Expression and Purification of Mini G Proteins from Escherichia coli

Abstract

Heterotrimeric G proteins modulate intracellular signalling by transducing information from cell surface G protein-coupled receptors (GPCRs) to cytoplasmic effector proteins. Structural and functional characterisation of GPCR-G protein complexes is important to fully decipher the mechanism of signal transduction. However, native G proteins are unstable and conformationally dynamic when coupled to a receptor. We therefore developed an engineered minimal G protein, mini-G_s, which formed a stable complex with GPCRs, and facilitated the crystallisation and structure determination of the human adenosine A_2A receptor (A_2AR) in its active conformation. Mini G proteins are potentially useful tools in a variety of applications, including characterising GPCR pharmacology, binding affinity and kinetic experiments, agonist drug discovery, and structure determination of GPCR-G protein complexes. Here, we describe a detailed protocol for the expression and purification of mini-G_s.

Keywords: Complex; Engineered G protein; G protein-coupled receptor; GPCR; Mini G protein; Mini-Gs.

Figure 1.. Mini-G_s393 E. coli expression construct.

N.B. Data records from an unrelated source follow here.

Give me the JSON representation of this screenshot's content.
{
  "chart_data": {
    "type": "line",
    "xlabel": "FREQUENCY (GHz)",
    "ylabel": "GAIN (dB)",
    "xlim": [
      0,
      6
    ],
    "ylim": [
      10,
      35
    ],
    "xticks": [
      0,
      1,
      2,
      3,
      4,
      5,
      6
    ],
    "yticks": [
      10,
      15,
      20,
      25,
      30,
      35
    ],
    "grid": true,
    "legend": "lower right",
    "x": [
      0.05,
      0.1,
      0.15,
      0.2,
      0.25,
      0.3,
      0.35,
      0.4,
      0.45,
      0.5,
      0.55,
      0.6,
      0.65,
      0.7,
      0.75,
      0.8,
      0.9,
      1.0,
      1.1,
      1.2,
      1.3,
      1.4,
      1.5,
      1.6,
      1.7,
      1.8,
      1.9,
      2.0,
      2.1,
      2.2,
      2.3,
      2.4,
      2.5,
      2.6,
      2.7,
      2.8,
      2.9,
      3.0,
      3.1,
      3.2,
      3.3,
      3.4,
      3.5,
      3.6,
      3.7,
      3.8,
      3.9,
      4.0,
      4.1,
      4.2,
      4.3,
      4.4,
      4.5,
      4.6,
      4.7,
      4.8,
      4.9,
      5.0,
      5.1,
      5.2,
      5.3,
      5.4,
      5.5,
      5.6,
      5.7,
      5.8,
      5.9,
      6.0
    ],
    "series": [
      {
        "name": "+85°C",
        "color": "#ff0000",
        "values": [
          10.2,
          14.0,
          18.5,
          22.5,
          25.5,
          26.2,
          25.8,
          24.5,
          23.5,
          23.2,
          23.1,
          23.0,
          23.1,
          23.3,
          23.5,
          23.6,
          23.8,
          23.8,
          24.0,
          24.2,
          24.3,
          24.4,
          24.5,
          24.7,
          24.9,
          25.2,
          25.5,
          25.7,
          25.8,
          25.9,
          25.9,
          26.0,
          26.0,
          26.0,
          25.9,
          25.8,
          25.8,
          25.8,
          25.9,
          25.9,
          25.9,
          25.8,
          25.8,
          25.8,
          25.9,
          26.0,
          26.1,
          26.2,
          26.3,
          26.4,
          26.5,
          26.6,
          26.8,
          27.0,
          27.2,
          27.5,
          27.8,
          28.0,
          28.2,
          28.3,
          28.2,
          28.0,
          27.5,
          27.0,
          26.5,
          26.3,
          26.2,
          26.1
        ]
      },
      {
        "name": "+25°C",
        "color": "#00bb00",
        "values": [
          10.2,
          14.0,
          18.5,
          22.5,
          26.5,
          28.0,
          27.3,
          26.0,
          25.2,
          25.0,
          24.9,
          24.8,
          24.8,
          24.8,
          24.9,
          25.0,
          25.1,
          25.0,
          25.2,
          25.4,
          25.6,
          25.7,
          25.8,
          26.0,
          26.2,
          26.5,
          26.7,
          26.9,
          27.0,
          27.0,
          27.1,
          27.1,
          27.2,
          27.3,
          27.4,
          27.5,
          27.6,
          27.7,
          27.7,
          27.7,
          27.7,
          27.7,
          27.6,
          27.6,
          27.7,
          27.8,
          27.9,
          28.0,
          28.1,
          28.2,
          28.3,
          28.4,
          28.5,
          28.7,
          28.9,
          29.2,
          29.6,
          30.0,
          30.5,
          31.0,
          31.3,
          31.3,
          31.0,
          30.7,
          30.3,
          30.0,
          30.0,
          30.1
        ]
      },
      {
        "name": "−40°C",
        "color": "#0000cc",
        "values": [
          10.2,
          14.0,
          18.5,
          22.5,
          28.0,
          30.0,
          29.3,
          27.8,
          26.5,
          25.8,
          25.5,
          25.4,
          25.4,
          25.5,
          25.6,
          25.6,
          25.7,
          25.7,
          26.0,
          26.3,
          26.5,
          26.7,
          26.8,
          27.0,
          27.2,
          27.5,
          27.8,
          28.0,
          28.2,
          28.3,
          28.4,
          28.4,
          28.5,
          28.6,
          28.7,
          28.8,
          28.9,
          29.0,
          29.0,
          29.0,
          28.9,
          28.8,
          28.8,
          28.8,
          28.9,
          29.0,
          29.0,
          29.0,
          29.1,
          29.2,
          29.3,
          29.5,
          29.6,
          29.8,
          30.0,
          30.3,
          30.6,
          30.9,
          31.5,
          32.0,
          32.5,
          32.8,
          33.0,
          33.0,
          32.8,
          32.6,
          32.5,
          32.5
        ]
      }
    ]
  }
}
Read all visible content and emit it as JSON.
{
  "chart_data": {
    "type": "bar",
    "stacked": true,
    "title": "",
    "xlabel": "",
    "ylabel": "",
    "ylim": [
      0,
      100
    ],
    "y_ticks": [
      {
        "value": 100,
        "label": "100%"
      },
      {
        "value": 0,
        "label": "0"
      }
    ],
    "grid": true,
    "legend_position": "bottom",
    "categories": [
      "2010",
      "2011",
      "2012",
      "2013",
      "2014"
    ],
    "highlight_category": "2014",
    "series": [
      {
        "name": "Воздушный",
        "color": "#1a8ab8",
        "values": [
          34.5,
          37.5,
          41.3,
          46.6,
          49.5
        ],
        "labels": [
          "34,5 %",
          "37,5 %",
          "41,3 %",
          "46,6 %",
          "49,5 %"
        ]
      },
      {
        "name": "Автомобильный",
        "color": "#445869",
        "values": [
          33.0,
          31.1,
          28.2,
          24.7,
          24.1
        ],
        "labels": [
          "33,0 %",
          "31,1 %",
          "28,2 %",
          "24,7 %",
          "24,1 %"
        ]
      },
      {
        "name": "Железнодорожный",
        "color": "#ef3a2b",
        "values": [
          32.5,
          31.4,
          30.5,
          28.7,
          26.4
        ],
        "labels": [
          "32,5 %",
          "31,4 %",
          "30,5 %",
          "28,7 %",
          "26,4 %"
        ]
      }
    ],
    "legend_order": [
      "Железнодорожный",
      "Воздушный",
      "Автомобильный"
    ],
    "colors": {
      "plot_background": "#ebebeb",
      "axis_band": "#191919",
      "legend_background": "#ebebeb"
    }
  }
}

Mini-G_s was cloned into the plasmid pET15b (the sequence and map of this vector are available from the EMD Millipore website) using NcoI and XhoI restriction sites (underlined). The Mini-G_s393 construct contains an N-terminal 6x histidine tag (highlighted in red) followed by a TEV protease cleavage site (highlighted in green). Start and stop codons are shown in bold.

Figure 2.. SDS-PAGE and gel filtration analysis of the mini-G_s393 purification.

A. SDS-PAGE analysis of the mini-G_s393 purification. Lane: (M) molecular weight markers; (1) HisTrap column loading material (1:10 dilution); (2) HisTrap column flow through (1:10 dilution); (3) HisTrap column wash; (4) HisTrap column eluate; (5) sample after TEV digestion; (6) Ni²⁺-NTA negative purification flow through; (7) Ni²⁺-NTA negative purification eluate; (8) gel filtration pool. TEV protease is indicated by an asterisk. Note that it is not necessary to boil the samples before loading on the gel. B. Preparative gel filtration chromatogram for mini-G_s393. Pooled fractions are indicated by dashed lines, fractions at the leading edge of the peak should be omitted to ensure that aggregates are completely removed. Note that the UV detector saturates at absorbance readings above 2,700 mAu, which gives the chromatogram a truncated absorbance profile. C. Analytical gel filtration analysis of purified mini-G_s on a Superdex 200 GL 10/300 column. The chromatogram demonstrates that purified mini-G_s is monomeric (calculated molecular weight of 23 kDa compared to the theoretical value of 27 kDa) and free from aggregates.